Although practical applications are still limited, there is hope that quantum computing could resolve currently impossible tasks in chemistry, finding new catalysts to suck carbon from the air, for example.
There is a security dimension to quantum too: the technology offers the potential to create all but un-hackable communication channels.
Creating a global ethical framework over the use of the technology is essential, said quantum expert Ian Walmsley, provost of Imperial College London. “That seems to me to be an area where we absolutely need some collaboration, with as wide a circle of friends as we can possibly have, so we get an agreed set of principles,” he told the conference.
One possible model is the Global Partnership on Artificial Intelligence (GPAI), promoted by French president Emmanuel Macron and Canadian prime minister Justin Trudeau and launched in 2020. It aims to link up experts and policymakers to discuss not just ethical issues in AI but also areas like data sharing and research collaboration.
“I think that that would be a good idea,” said Walmsley. “Certainly the leaders of the national programmes could self-organise to start to do that.”
Yuko Harayama, executive director of Japan’s RIKEN research network, who sits on one of the AI partnership’s working groups, agreed it would be a “good idea to have a GPAI version for quantum.”

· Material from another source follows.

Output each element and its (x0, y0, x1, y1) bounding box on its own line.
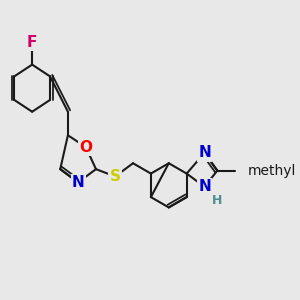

Although the technology is still in an embryonic state, the geopolitical dividing lines over quantum are already being drawn, with questions over who states and national funders should work with, and at what level of technological readiness.
States and private firms are pouring money into quantum research, Walmsley noted, with the US and EU each putting in the region of €1 billion, and a more hidden but likely “quite substantial” Chinese effort too. Earlier this month, France and the Netherlands signed a quantum pact designed to build EU strategic autonomy in the technology.
Along with AI and biotech, Japan has also prioritised quantum, and is keen to build research links with the US, UK, Germany and EU, Harayama said.
“Each of our countries [in Europe] are too small to have the ambition to really play an international role alone, so clearly we have to cooperate,” said Antoine Petit, chief executive of France’s National Centre for Scientific Research. “But we don’t have to be naive.”
“We all know there are security issues, and economic issues,” he said. “We have to cooperate between friendly nations, particularly in Europe.” But for other states, “we have to be cautious,” he warned.
The European Commission had proposed excluding the UK, Switzerland and Israel from quantum research in Horizon Europe. After months of fighting, in June member states agreed UK, Israeli and other non-EU researchers could join Horizon Europe’s most sensitive projects, on condition they provided “necessary assurances” that their participation would not harm the EU’s strategic interests.
Portuguese MEP Maria da Graça Carvalho said that at least in the “early stage” of development, it “for sure” made sense for the EU to collaborate with these neighbouring countries on quantum.
Petit agreed, saying, “If we don’t include these countries, then they will work with other countries. They will not stay alone. In the end, we will be the losers.”
Theoretical versus practical
Another key question is drawing the line between early stage, more theoretical research, where global collaboration is seen as less problematic, and applied work to create real world applications, at which point states might want to hide the results from rivals.
“Early stage collaboration, followed by late stage competition, is potentially a recipe that will lead to the best impact for this technology,” said Walmsley. “I think you can probably push the collaboration to a significant TRL [technology readiness level], if you’ve got proper ways to manage that intellectual property,” he said. “Certainly up to demonstration and in some cases a little past demonstration.”
But Harayama said that “geopolitical factors” are now interfering with this traditional distinction between early and late stage research. “Even from the beginning, some countries are reluctant to make open collaboration, keeping some research institutes within,” she said, though she did not specify which countries she was referring to.